Now we're seeing the 10 pairs of locations furthest from each other in terms of the total distance between them. 

## Single Source Shortest Path

The Single Source Shortest Path (SSSP) algorithm, which came into prominence at around the same time as Dijkstra’s Shortest Path algorithm, acts as an implementation for both problems.

Neo4j implements a variation of SSSP, called the Delta-Stepping algorithm that divides Dijkstra’s algorithm into a number of phases that can be executed in parallel.
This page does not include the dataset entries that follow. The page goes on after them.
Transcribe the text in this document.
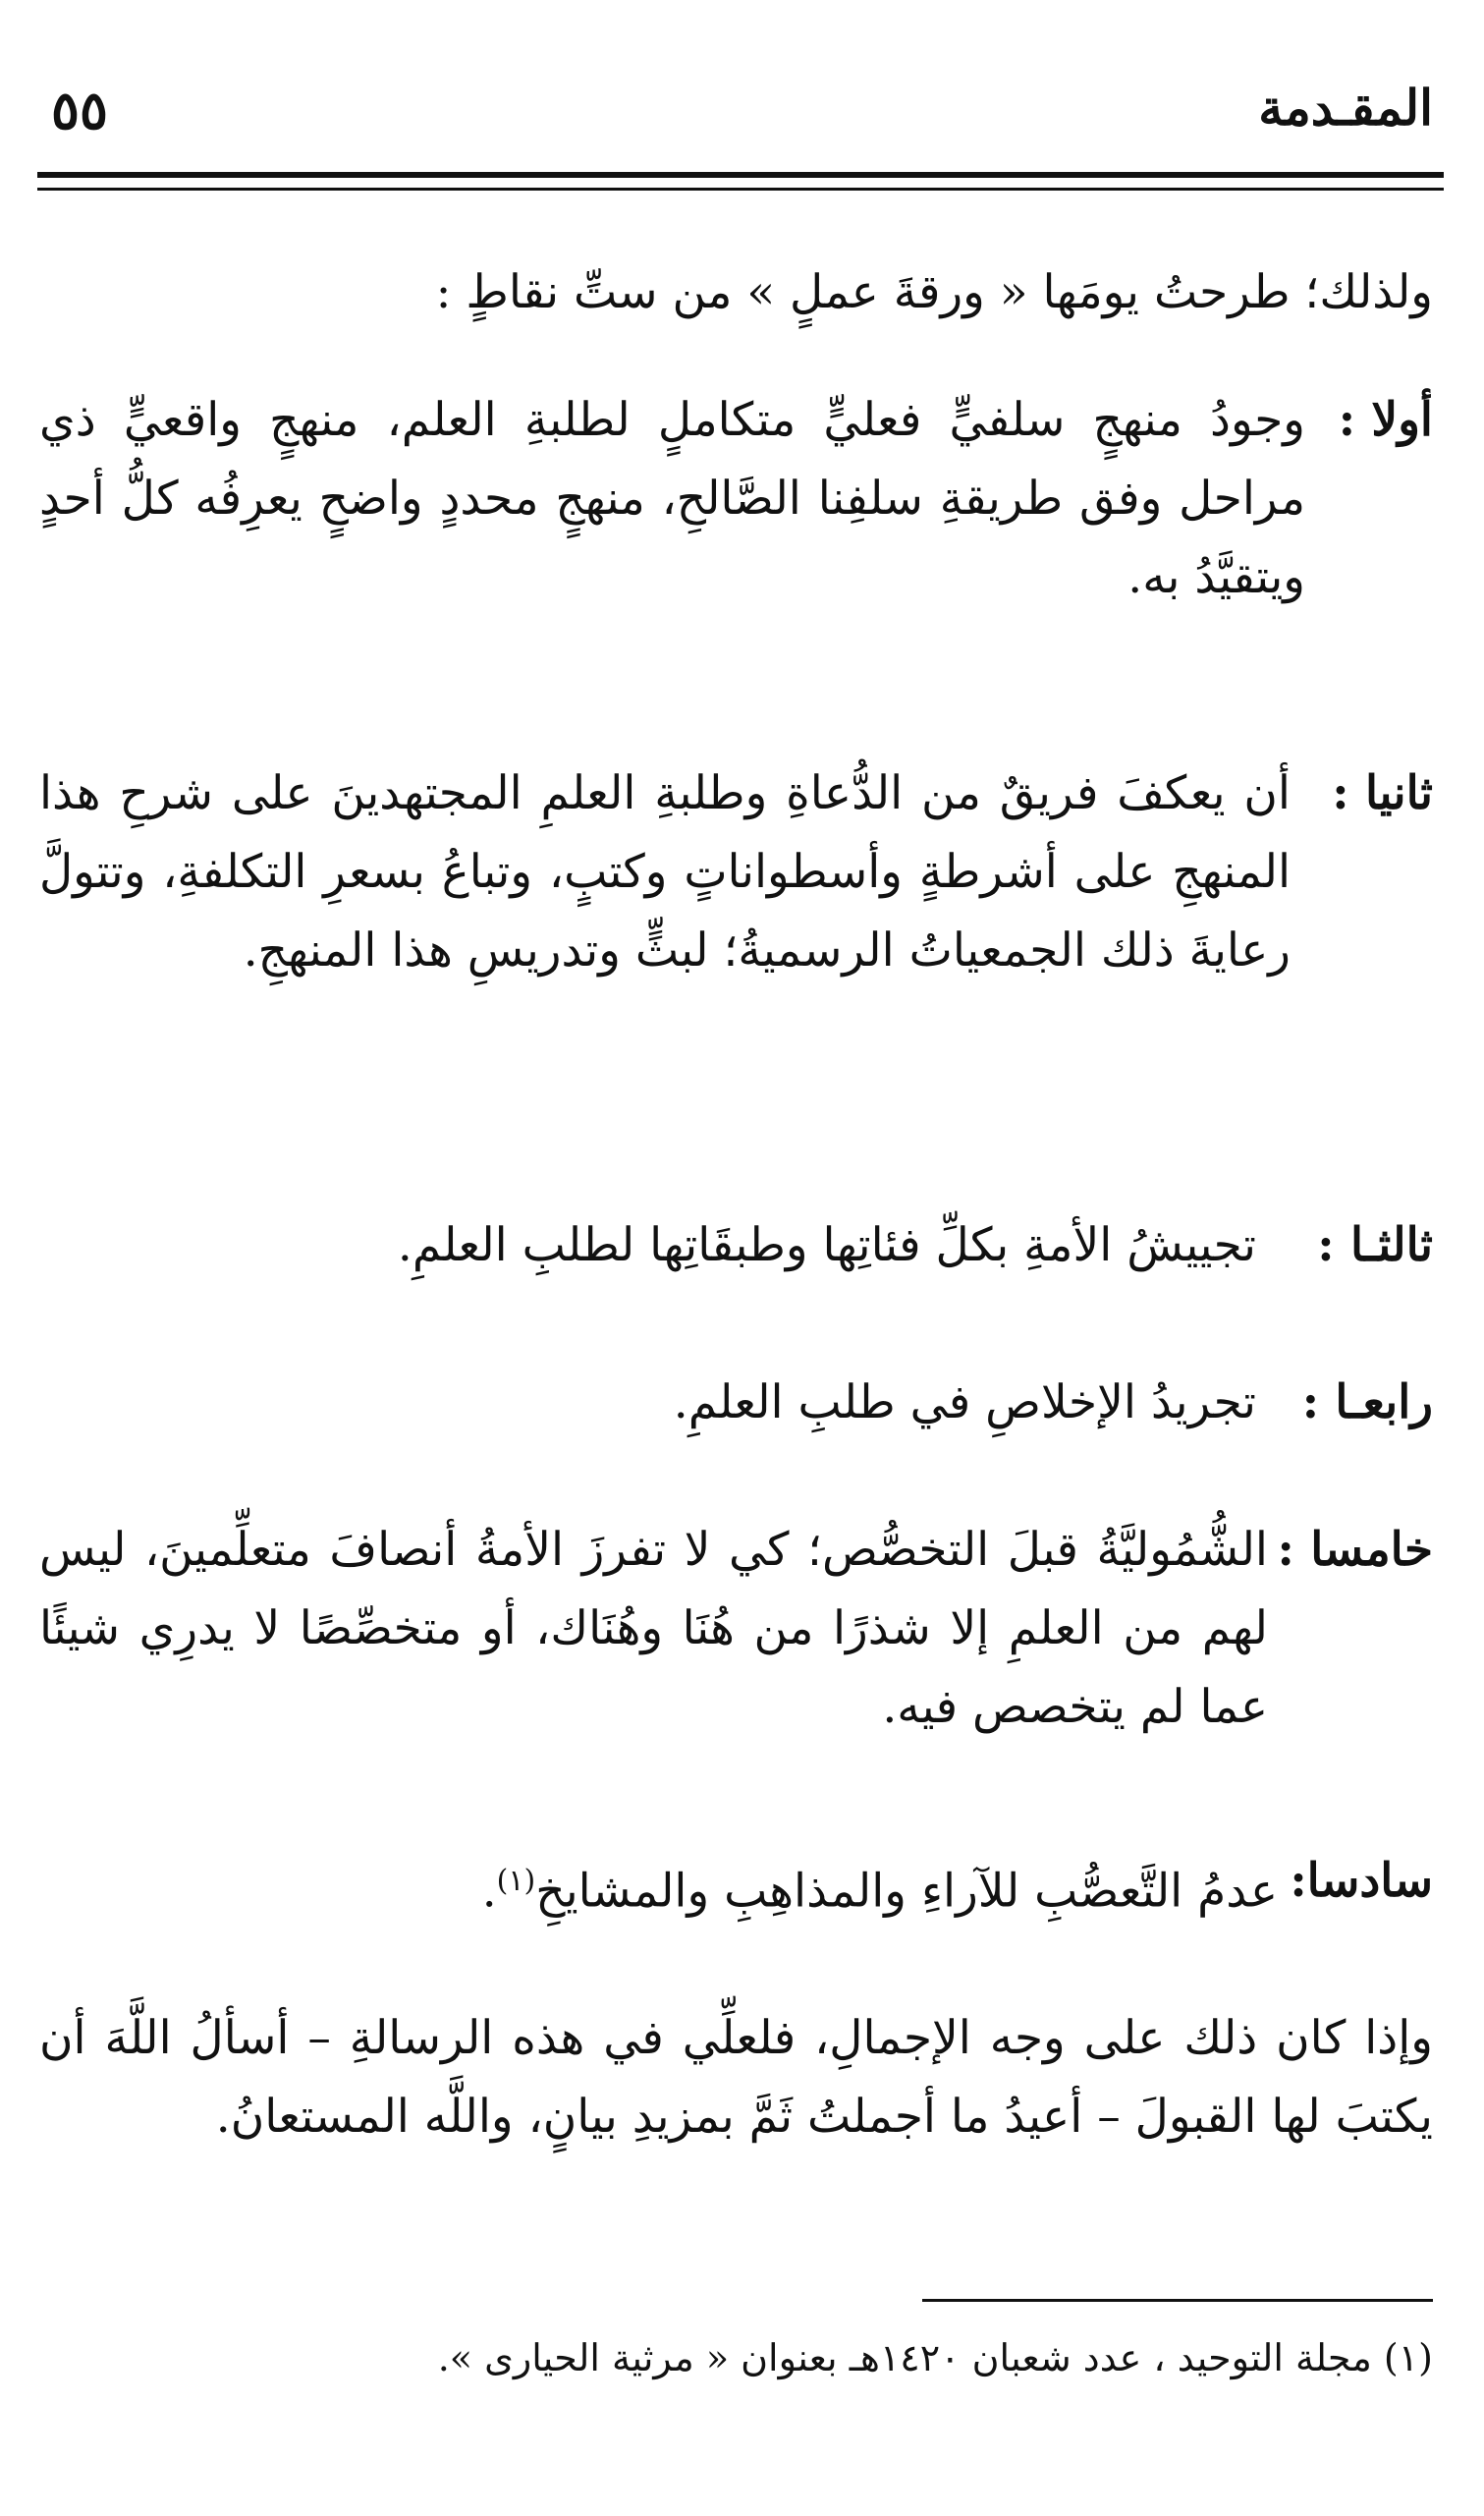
المقـدمة
٥٥
ولذلك؛ طرحتُ يومَها « ورقةَ عملٍ » من ستِّ نقاطٍ :
أولا :
وجودُ منهجٍ سلفيٍّ فعليٍّ متكاملٍ لطلبةِ العلم، منهجٍ واقعيٍّ ذي مراحل وفق طريقةِ سلفِنا الصَّالحِ، منهجٍ محددٍ واضحٍ يعرِفُه كلُّ أحدٍ ويتقيَّدُ به.
ثانيا :
أن يعكفَ فريقٌ من الدُّعاةِ وطلبةِ العلمِ المجتهدينَ على شرحِ هذا المنهجِ على أشرطةٍ وأسطواناتٍ وكتبٍ، وتباعُ بسعرِ التكلفةِ، وتتولَّ رعايةَ ذلك الجمعياتُ الرسميةُ؛ لبثٍّ وتدريسِ هذا المنهجِ.
ثالثـا :
تجييشُ الأمةِ بكلِّ فئاتِها وطبقَاتِها لطلبِ العلمِ.
رابعـا :
تجريدُ الإخلاصِ في طلبِ العلمِ.
خامسا :
الشُّمُوليَّةُ قبلَ التخصُّص؛ كي لا تفرزَ الأمةُ أنصافَ متعلِّمينَ، ليس لهم من العلمِ إلا شذرًا من هُنَا وهُنَاك، أو متخصِّصًا لا يدرِي شيئًا عما لم يتخصص فيه.
سادسا:
عدمُ التَّعصُّبِ للآراءِ والمذاهِبِ والمشايخِ$^{(١)}$.
وإذا كان ذلك على وجه الإجمالِ، فلعلِّي في هذه الرسالةِ – أسألُ اللَّهَ أن يكتبَ لها القبولَ – أعيدُ ما أجملتُ ثَمَّ بمزيدِ بيانٍ، واللَّه المستعانُ.
(١) مجلة التوحيد ، عدد شعبان ١٤٢٠هـ بعنوان « مرثية الحيارى ».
The following query executes the Delta-Stepping algorithm:

In [6]:
query = """
MATCH (n:Place {id:$place})
CALL algo.shortestPath.deltaStepping.stream(n, "distance", 1.0)
YIELD nodeId, distance
WHERE algo.isFinite(distance)
RETURN algo.getNodeById(nodeId).id AS destination, distance
ORDER BY distance
"""

params = {
    "place": "Utrecht"
}

with driver.session() as session:
    rows = session.run(query, params)
    df = pd.DataFrame([dict(record) for record in rows])

display(df)

Unnamed: 0,destination,distance
0,Utrecht,0.0
1,Gouda,35.0
2,Amsterdam,46.0
3,Rotterdam,60.0
4,Den Haag,67.0
5,Hoek van Holland,93.0
6,Felixstowe,300.0
7,Ipswich,322.0
8,Colchester,354.0
9,Immingham,415.0


## Minimum Spanning Tree

The Minimum (Weight) Spanning Tree algorithm starts from a given node and finds all its reachable nodes and the set of relationships that connect the nodes together with the minimum possible weight. It traverses to the next unvisited node with the lowest weight from any visited node, avoiding cycles.

In [4]:
query = """
MATCH (n:Place {id:$place})
CALL algo.spanningTree.minimum("Place", "EROAD", "distance", id(n),
{write:true, writeProperty:"MINST"})
YIELD loadMillis, computeMillis, writeMillis, effectiveNodeCount
RETURN loadMillis, computeMillis, writeMillis, effectiveNodeCount
"""

params = {
    "place": "Amsterdam"
}

with driver.session() as session:
    rows = session.run(query, params)
    df = pd.DataFrame([dict(record) for record in rows])

display(df)

Unnamed: 0,computeMillis,effectiveNodeCount,loadMillis,writeMillis
0,2,12,28,116


In [5]:
query = """
MATCH path = (n:Place {id:$place})-[:MINST*]->(end)
WHERE not((end)-[:MINST]->())
WITH relationships(path) AS rels
UNWIND rels AS rel
RETURN startNode(rel).id AS source, endNode(rel).id AS destination, rel.distance AS cost
"""

params = {
    "place": "Amsterdam"
}

with driver.session() as session:
    rows = session.run(query, params)
    df = pd.DataFrame([dict(record) for record in rows])

display(df)

Unnamed: 0,cost,destination,source
0,46.0,Utrecht,Amsterdam
1,35.0,Gouda,Utrecht
2,25.0,Rotterdam,Gouda
3,26.0,Den Haag,Rotterdam
4,27.0,Hoek van Holland,Den Haag
5,207.0,Felixstowe,Hoek van Holland
6,22.0,Ipswich,Felixstowe
7,32.0,Colchester,Ipswich
8,106.0,London,Colchester
9,277.0,Doncaster,London


If we were in Amsterdam and wanted to visit every other place in our dataset during the same trip, this would be  the shortest continuous route to do so.

## Random Walk

The Random Walk algorithm provides a set of nodes on a random path in a graph.

In [None]:
query = """
MATCH (source:Place {id: $place})
CALL algo.randomWalk.stream(id(source), 5, 1)
YIELD nodeIds
UNWIND algo.getNodesById(nodeIds) AS place
RETURN place.id AS place
"""

params = {
    "place": "Den Haag"
}

with driver.session() as session:
    rows = session.run(query, params)
    df = pd.DataFrame([dict(record) for record in rows])

display(df)

At each stage of the random walk the next relationship is chosen randomly. This means that if we rerun the algorithm, even with the same parameters, we likely won’t get the same result.